Собственно, она и молчит и смеется, и у нее это неплохо получается.
— Ну, ну, не задавайтесь, — говорю я. — Подумаете, гречанка нашлась.
— Почему нашлась? — спрашивает она. — Я не нашлась. А я думаю о своих делишках. Личных. Весьма неудачных.
— Чего вы смеетесь, клякса? — спросил я.
— А знаете, какой мой любимый идеал? — спросила она в ответ и почесала ногу об ногу.
Ну вот, договорились до идеалов.
— Какой? — спросил я.
— Гаидэ.
— Кто?
— Не помните? Не помните?! Гаидэ не помните?
— Чего вы расшумелись, какая Гаидэ? Из «Монте-Кристо», что ли?
— А какая же?
— Ну помню.
Она постепенно успокаивалась.
— Я пойду домой, — сказала она.
— Идите.
— Я пойду домой, — сказала она, повысив голос.

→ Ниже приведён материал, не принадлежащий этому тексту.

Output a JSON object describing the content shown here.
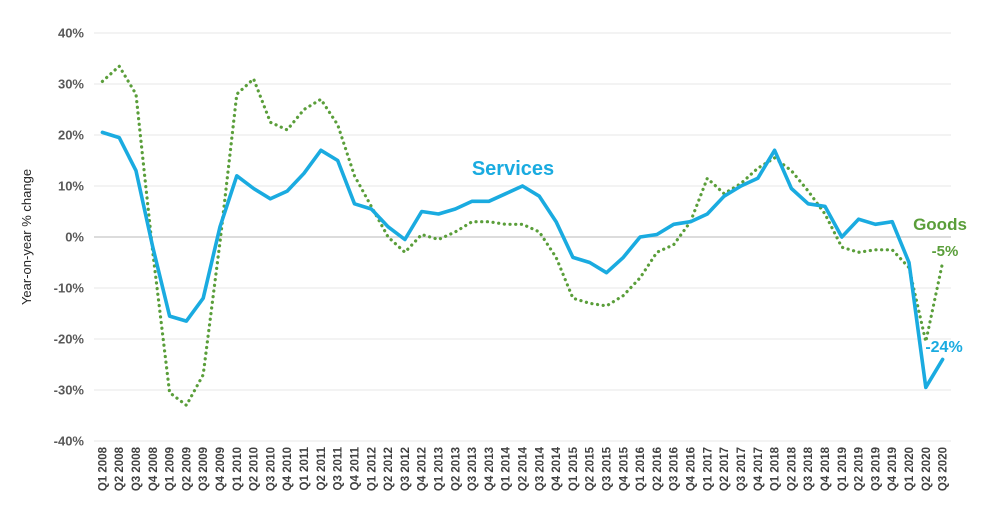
{
  "chart_data": {
    "type": "line",
    "title": "",
    "xlabel": "",
    "ylabel": "Year-on-year % change",
    "ylim": [
      -40,
      40
    ],
    "yticks": [
      -40,
      -30,
      -20,
      -10,
      0,
      10,
      20,
      30,
      40
    ],
    "ytick_labels": [
      "-40%",
      "-30%",
      "-20%",
      "-10%",
      "0%",
      "10%",
      "20%",
      "30%",
      "40%"
    ],
    "grid": "horizontal",
    "legend": "none (series labelled directly on chart)",
    "categories": [
      "Q1 2008",
      "Q2 2008",
      "Q3 2008",
      "Q4 2008",
      "Q1 2009",
      "Q2 2009",
      "Q3 2009",
      "Q4 2009",
      "Q1 2010",
      "Q2 2010",
      "Q3 2010",
      "Q4 2010",
      "Q1 2011",
      "Q2 2011",
      "Q3 2011",
      "Q4 2011",
      "Q1 2012",
      "Q2 2012",
      "Q3 2012",
      "Q4 2012",
      "Q1 2013",
      "Q2 2013",
      "Q3 2013",
      "Q4 2013",
      "Q1 2014",
      "Q2 2014",
      "Q3 2014",
      "Q4 2014",
      "Q1 2015",
      "Q2 2015",
      "Q3 2015",
      "Q4 2015",
      "Q1 2016",
      "Q2 2016",
      "Q3 2016",
      "Q4 2016",
      "Q1 2017",
      "Q2 2017",
      "Q3 2017",
      "Q4 2017",
      "Q1 2018",
      "Q2 2018",
      "Q3 2018",
      "Q4 2018",
      "Q1 2019",
      "Q2 2019",
      "Q3 2019",
      "Q4 2019",
      "Q1 2020",
      "Q2 2020",
      "Q3 2020"
    ],
    "series": [
      {
        "name": "Services",
        "color": "#1aabe0",
        "style": "solid",
        "end_label": "-24%",
        "values": [
          20.5,
          19.5,
          13,
          -2,
          -15.5,
          -16.5,
          -12,
          2,
          12,
          9.5,
          7.5,
          9,
          12.5,
          17,
          15,
          6.5,
          5.5,
          2,
          -0.5,
          5,
          4.5,
          5.5,
          7,
          7,
          8.5,
          10,
          8,
          3,
          -4,
          -5,
          -7,
          -4,
          0,
          0.5,
          2.5,
          3,
          4.5,
          8,
          10,
          11.5,
          17,
          9.5,
          6.5,
          6,
          0,
          3.5,
          2.5,
          3,
          -5,
          -29.5,
          -24
        ]
      },
      {
        "name": "Goods",
        "color": "#5a9e3a",
        "style": "dotted",
        "end_label": "-5%",
        "values": [
          30.5,
          33.5,
          28,
          -3,
          -30.5,
          -33,
          -27,
          -1,
          28,
          31,
          22.5,
          21,
          25,
          27,
          22,
          12,
          6,
          0,
          -3,
          0.5,
          -0.5,
          1,
          3,
          3,
          2.5,
          2.5,
          1,
          -4,
          -12,
          -13,
          -13.5,
          -11.5,
          -8,
          -3,
          -1.5,
          3,
          11.5,
          8.5,
          10.5,
          13.5,
          15.5,
          13,
          9,
          4.5,
          -2,
          -3,
          -2.5,
          -2.5,
          -6,
          -20.5,
          -5
        ]
      }
    ]
  }
}
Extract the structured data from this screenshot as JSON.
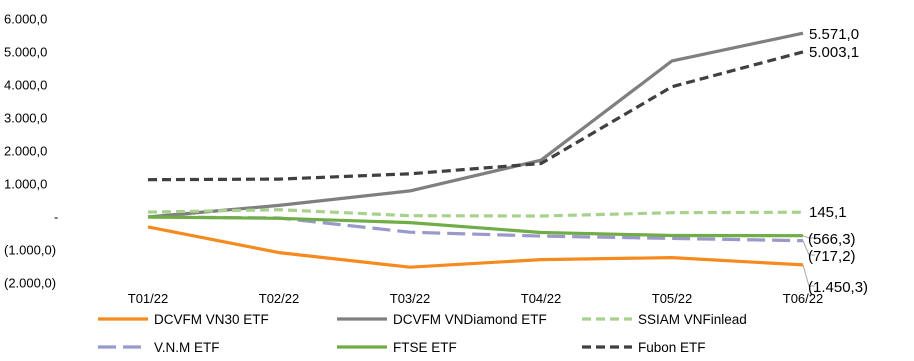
{
  "chart_data": {
    "type": "line",
    "title": "",
    "xlabel": "",
    "ylabel": "",
    "categories": [
      "T01/22",
      "T02/22",
      "T03/22",
      "T04/22",
      "T05/22",
      "T06/22"
    ],
    "ylim": [
      -2000,
      6000
    ],
    "yticks": [
      {
        "value": 6000,
        "label": "6.000,0"
      },
      {
        "value": 5000,
        "label": "5.000,0"
      },
      {
        "value": 4000,
        "label": "4.000,0"
      },
      {
        "value": 3000,
        "label": "3.000,0"
      },
      {
        "value": 2000,
        "label": "2.000,0"
      },
      {
        "value": 1000,
        "label": "1.000,0"
      },
      {
        "value": 0,
        "label": "-"
      },
      {
        "value": -1000,
        "label": "(1.000,0)"
      },
      {
        "value": -2000,
        "label": "(2.000,0)"
      }
    ],
    "grid": false,
    "legend_position": "bottom",
    "series": [
      {
        "name": "DCVFM VN30 ETF",
        "color": "#F58A1F",
        "dash": "solid",
        "values": [
          -300,
          -1080,
          -1520,
          -1290,
          -1230,
          -1450.3
        ],
        "end_label": "(1.450,3)"
      },
      {
        "name": "DCVFM VNDiamond ETF",
        "color": "#7F7F7F",
        "dash": "solid",
        "values": [
          0,
          350,
          790,
          1720,
          4730,
          5571.0
        ],
        "end_label": "5.571,0"
      },
      {
        "name": "SSIAM VNFinlead",
        "color": "#A9D18E",
        "dash": "dashed",
        "values": [
          150,
          220,
          40,
          30,
          130,
          145.1
        ],
        "end_label": "145,1"
      },
      {
        "name": "V.N.M ETF",
        "color": "#9999CC",
        "dash": "longdash",
        "values": [
          0,
          -30,
          -460,
          -580,
          -650,
          -717.2
        ],
        "end_label": "(717,2)"
      },
      {
        "name": "FTSE ETF",
        "color": "#70AD47",
        "dash": "solid",
        "values": [
          0,
          -40,
          -170,
          -470,
          -560,
          -566.3
        ],
        "end_label": "(566,3)"
      },
      {
        "name": "Fubon ETF",
        "color": "#404040",
        "dash": "dashed",
        "values": [
          1130,
          1150,
          1310,
          1620,
          3950,
          5003.1
        ],
        "end_label": "5.003,1"
      }
    ]
  }
}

— Знаете что? — сказал я. — Ваш идеал Гаидэ? Ну и прелестно. У вас переживания по этой части? Прелестно. А у меня нет переживаний. Ну и привет.
— Я знаю.
— Что вы знаете?
— Что у вас нет переживаний…
— Много вы знаете, — сказал я. — Тоже мне Гаидэ. У каждой порядочной Гаидэ должен быть свой Монте-Кристо, красавец с седыми висками. А у вас есть?
— Есть.
— Ну да? Кто?
— Вы… — сказала она и убежала. Ну вот, договорились.
Обычно о таких вещах я догадывался раньше.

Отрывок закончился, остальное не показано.